Judul Jurnal: Identifikasi Penyakit Jati (Tectona grandis) dan Akasia (Acacia auriculiformis) di Hutan Rakyat Kabupaten Wonogiri, Jawa Tengah Penulis: Burhan Ismail dan Illa Anggraeni Penyakit layu bakteri tersebut disebabkan oleh Bakteri Pseudomonas tectonae. Gejala kelayuan pada jati diawali dengan timbulnya kelayuan, kelayuan ini bisa secara temporer atau permanen. Kelayuan temporer yaitu kelayuan yang hanya tampak pada siang hari dan sore harinya tanaman kembali segar, sedangkan kelayuan permanen yaitu tanaman menampakkan gejala layu seterusnya. Layunya bagian daun dapat serentak ataupun perlahan-lahan, dimulai dari bagian daun atau pucuk daun yang lama kelamaan seluruh daun akan layu dan berwarna kuning kecokelat-cokelatan dan menghitam seperti terbakar, daun luruh yang diikuti dengan kematian tanaman dalam waktu yang relative singkat. Dalam waktu yang relative singkat bibit maupun tanaman muda mati kering. Kelayuan dan kekeringan tanaman diakibatkan oleh bakteri yang merusak dan menyumbat jaringan pembuluh angkut sehingga penyaluran bahan makanan dan air tanah terhambat (Mitchell, 1962 dalam Suharti dan Intari, 1974). Infeksi bakteri ke dalam tanaman melalui akar yang terluka atau melalui tanaman inang perantara yang ada di sekitarnya. Penyebaran bakteri dapat melalui air dan alat-alat pertanian yang digunakan. Bakteri dapat bertahan di dalam tanah pada suhu 30,5 ⁰ C – 36,1 ⁰ C dan suhu optimum untuk perkembangannya adalah 25 ⁰ C – 30 ⁰ C (Rahayu, 1999). Penyakit layu bakteri tersebut disebabkan oleh Bakteri Pseudomonas tectonae. Untuk pengendalian penyakit layu bakteri dapat dilakukan dengan tiga cara, yaitu cara biologi, cara kimiawi, dan cara silvikultur. Untuk serangan pada masa persemaian, cocok dilakukan pengendalian dengan cara biologi dan kimiawi. Adapun untuk kasus serangan pada tanaman yang sudah ada di lapangan, maka cara silvikultur lebih efektif dan aman. -
Cara biologi, dilakukan dengan menggunakan bakteri antagonis Pseudomonas fluorescens dengan konsentrasi 108 cfu/ml dengan dosis 15-25 ml/pot semai, disemprotkan ke seluruh permukaan tanaman dan sekitar perakaran. Hasil uji coba Pseudomonas fluorescens efektif menekan bakteri patogen P. Tectonae, dengan meningkatnya persen tumbuh bibit dari 70% menjadi 100%.
-
Cara kimiawi, menggunakan bakterisida, disemprotkan ke seluruh permukaan tanaman dan sekitar perakaran.
-
Cara silvikultur, dilakukan dengan menyediakan lingkungan tempat tumbuh tanaman hutan sehingga dapat diperoleh tanaman sehat dengan produktivitas tinggi.
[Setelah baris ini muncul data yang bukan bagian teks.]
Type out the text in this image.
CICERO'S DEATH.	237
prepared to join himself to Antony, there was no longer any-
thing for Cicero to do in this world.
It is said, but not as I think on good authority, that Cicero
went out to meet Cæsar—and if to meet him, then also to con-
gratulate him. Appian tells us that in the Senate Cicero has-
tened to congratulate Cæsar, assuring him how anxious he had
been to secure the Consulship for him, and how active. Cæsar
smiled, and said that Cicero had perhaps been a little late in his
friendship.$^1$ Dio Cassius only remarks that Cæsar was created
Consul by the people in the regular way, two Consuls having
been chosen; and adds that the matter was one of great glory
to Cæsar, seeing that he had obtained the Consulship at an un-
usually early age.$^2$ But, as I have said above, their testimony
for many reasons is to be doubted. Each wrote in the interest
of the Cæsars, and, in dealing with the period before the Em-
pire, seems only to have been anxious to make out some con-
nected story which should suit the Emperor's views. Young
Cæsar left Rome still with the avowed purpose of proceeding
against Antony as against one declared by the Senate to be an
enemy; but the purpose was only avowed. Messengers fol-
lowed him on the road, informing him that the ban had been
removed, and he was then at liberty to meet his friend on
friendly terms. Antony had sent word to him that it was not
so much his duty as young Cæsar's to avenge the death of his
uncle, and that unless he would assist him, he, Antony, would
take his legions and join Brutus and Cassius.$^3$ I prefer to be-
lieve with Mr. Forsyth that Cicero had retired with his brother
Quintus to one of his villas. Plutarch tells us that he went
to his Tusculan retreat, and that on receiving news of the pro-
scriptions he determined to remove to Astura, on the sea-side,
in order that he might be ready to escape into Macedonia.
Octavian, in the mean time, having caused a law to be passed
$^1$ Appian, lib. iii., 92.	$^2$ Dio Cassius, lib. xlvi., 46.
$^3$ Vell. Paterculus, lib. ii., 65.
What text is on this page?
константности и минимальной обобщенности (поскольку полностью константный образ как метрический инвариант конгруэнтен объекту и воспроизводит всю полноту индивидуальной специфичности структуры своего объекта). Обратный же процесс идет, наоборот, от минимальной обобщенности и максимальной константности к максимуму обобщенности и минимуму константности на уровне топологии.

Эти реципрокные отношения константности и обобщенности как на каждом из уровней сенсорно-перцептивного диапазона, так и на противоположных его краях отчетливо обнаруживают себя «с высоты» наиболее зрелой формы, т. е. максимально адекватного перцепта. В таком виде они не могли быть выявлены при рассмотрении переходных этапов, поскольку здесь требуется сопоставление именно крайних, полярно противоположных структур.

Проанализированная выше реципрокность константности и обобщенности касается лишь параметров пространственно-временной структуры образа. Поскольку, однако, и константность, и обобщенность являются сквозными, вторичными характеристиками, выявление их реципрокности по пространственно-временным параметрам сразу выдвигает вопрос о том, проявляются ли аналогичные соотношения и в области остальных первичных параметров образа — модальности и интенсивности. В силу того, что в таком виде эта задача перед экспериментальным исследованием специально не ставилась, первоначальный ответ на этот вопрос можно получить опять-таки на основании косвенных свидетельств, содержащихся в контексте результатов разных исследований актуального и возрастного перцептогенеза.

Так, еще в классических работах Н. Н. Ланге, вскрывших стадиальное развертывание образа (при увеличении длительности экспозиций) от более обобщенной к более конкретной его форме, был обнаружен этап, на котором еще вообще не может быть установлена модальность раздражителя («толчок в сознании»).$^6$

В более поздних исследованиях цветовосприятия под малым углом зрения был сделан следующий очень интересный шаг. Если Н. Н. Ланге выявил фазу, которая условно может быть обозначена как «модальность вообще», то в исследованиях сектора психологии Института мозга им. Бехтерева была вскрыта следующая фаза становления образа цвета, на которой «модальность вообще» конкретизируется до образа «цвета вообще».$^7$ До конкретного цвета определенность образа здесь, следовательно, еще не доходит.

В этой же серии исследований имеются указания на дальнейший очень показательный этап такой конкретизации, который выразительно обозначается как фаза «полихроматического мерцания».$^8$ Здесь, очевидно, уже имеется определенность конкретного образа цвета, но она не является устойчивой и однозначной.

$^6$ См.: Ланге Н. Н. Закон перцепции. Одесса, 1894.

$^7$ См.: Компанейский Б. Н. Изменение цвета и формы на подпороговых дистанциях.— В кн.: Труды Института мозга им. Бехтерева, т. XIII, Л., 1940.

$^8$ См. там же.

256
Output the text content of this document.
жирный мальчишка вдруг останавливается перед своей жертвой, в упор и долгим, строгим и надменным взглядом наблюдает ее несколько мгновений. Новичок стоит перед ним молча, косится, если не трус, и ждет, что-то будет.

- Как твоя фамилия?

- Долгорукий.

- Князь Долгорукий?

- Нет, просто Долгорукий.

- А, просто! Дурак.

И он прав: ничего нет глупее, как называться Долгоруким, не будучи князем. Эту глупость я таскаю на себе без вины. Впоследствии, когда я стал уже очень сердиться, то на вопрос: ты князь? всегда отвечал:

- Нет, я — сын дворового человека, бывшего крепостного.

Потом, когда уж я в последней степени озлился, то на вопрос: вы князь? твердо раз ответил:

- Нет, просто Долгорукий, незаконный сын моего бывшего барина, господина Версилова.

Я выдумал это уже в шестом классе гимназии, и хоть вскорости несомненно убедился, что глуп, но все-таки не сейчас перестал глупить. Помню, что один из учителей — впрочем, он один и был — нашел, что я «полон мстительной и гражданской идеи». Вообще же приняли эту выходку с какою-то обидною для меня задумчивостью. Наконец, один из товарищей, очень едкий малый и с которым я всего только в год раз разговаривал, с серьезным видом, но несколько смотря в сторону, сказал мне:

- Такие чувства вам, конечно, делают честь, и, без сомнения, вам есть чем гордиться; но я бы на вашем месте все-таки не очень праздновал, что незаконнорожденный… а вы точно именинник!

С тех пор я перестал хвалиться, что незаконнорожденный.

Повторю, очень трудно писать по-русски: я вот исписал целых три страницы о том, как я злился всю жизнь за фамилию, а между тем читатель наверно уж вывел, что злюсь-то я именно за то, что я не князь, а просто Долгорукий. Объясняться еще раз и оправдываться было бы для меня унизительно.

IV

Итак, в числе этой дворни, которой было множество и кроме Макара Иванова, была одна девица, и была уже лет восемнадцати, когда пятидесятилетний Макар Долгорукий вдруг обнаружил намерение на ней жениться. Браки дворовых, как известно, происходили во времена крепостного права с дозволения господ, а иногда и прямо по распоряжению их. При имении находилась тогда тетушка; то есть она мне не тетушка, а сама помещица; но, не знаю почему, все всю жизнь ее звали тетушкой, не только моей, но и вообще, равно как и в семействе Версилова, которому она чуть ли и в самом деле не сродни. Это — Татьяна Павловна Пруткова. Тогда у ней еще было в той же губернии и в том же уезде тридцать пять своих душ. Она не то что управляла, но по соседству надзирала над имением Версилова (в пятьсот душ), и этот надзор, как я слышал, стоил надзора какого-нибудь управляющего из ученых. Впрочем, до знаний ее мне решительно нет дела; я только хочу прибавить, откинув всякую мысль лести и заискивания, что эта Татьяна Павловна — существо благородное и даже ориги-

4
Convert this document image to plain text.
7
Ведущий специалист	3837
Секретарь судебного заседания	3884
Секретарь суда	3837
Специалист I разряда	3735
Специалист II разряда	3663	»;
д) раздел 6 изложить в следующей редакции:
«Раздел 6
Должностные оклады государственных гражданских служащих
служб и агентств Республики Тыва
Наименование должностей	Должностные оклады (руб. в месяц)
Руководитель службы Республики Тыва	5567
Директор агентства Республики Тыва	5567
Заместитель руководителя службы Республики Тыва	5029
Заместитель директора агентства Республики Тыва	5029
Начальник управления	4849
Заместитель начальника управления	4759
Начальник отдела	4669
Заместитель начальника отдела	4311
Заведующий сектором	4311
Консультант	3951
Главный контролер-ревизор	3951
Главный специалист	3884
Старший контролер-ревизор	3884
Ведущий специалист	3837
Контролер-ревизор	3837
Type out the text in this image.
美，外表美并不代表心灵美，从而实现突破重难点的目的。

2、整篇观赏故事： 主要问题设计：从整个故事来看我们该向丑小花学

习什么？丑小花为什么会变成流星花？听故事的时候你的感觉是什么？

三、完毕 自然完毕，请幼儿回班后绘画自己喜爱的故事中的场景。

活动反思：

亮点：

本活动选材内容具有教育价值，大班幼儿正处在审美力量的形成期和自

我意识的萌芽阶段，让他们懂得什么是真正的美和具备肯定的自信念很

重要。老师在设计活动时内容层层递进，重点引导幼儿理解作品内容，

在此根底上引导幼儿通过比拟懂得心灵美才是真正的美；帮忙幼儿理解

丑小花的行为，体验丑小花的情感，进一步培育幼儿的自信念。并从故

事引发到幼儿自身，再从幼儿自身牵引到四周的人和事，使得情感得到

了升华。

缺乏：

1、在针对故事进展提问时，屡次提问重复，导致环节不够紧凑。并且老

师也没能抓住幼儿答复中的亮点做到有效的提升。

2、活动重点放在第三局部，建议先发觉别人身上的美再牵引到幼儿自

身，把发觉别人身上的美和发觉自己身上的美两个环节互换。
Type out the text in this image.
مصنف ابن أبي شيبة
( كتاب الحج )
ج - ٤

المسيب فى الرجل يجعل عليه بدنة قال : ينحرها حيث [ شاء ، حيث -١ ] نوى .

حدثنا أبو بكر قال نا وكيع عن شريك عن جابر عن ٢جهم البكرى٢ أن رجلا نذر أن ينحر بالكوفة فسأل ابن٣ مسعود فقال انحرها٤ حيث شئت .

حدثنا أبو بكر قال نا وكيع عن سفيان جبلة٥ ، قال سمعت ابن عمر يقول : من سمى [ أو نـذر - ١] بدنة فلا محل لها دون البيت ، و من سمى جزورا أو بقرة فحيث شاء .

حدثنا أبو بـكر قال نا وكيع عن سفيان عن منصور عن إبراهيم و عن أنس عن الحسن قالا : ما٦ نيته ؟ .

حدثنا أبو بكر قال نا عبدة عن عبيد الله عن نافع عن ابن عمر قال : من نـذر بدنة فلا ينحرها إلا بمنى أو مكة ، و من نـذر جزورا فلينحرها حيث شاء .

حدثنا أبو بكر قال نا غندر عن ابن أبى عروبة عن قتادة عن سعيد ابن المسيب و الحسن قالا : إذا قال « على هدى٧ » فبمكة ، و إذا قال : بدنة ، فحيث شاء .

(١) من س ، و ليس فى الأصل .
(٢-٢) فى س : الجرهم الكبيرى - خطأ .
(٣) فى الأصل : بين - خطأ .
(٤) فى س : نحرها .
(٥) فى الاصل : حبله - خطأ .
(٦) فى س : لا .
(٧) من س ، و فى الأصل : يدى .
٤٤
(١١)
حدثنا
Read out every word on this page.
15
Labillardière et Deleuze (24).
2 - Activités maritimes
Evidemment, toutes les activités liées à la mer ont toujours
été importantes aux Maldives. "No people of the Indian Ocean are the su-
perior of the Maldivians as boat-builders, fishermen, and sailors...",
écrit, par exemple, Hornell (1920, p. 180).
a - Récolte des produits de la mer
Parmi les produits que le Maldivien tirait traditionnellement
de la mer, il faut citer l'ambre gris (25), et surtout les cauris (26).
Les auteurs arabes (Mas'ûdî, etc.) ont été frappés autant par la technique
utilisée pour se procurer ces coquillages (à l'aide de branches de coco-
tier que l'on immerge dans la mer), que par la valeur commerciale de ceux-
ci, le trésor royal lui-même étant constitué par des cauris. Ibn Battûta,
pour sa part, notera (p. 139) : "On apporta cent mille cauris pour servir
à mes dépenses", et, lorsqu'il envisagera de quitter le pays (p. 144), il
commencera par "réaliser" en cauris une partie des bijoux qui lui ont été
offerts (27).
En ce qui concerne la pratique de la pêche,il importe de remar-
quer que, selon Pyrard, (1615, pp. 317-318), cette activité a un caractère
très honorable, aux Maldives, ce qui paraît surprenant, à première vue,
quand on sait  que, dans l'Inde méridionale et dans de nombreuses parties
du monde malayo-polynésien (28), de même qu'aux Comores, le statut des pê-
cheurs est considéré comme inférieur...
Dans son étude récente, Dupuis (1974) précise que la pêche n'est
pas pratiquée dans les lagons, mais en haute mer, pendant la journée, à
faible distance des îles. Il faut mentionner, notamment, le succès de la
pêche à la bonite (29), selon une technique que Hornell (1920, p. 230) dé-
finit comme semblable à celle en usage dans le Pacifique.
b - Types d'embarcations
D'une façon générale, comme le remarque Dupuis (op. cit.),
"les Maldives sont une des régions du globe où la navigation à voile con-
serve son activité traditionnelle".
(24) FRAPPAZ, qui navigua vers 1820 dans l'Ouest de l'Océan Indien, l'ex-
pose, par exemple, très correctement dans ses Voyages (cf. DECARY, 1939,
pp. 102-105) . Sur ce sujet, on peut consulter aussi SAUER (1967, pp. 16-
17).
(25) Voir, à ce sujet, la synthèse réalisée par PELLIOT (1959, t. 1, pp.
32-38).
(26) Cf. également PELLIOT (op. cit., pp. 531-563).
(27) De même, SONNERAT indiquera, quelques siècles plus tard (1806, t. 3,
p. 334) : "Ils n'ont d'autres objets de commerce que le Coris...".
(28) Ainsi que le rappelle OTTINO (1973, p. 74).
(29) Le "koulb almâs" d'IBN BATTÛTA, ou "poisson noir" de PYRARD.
Aplikasi silvikultur untuk penanganan penyakit layu bakteri adalah dengan memperbaiki drainase lahan dan pengaturan jenis tumpang sari pada tanaman pokok jati. Kedua langkah tersebut perlu dilakukan agar dapat diperoleh zona perakaran jati yang sarang, tidak jenuh air, sebuah persyaratan yang dibutuhkan bagi budidaya jati yang sehat. Perbaikan drainase lahan dilakukan dengan pembuatan parit-parit drainase khususnya di daerah-daerah dengan topografi datar. Jenis tumpangsari jati dengan padi cenderung menciptakan lingkungan tempat tumbuh yang buruk bagi tanaman pokok jati.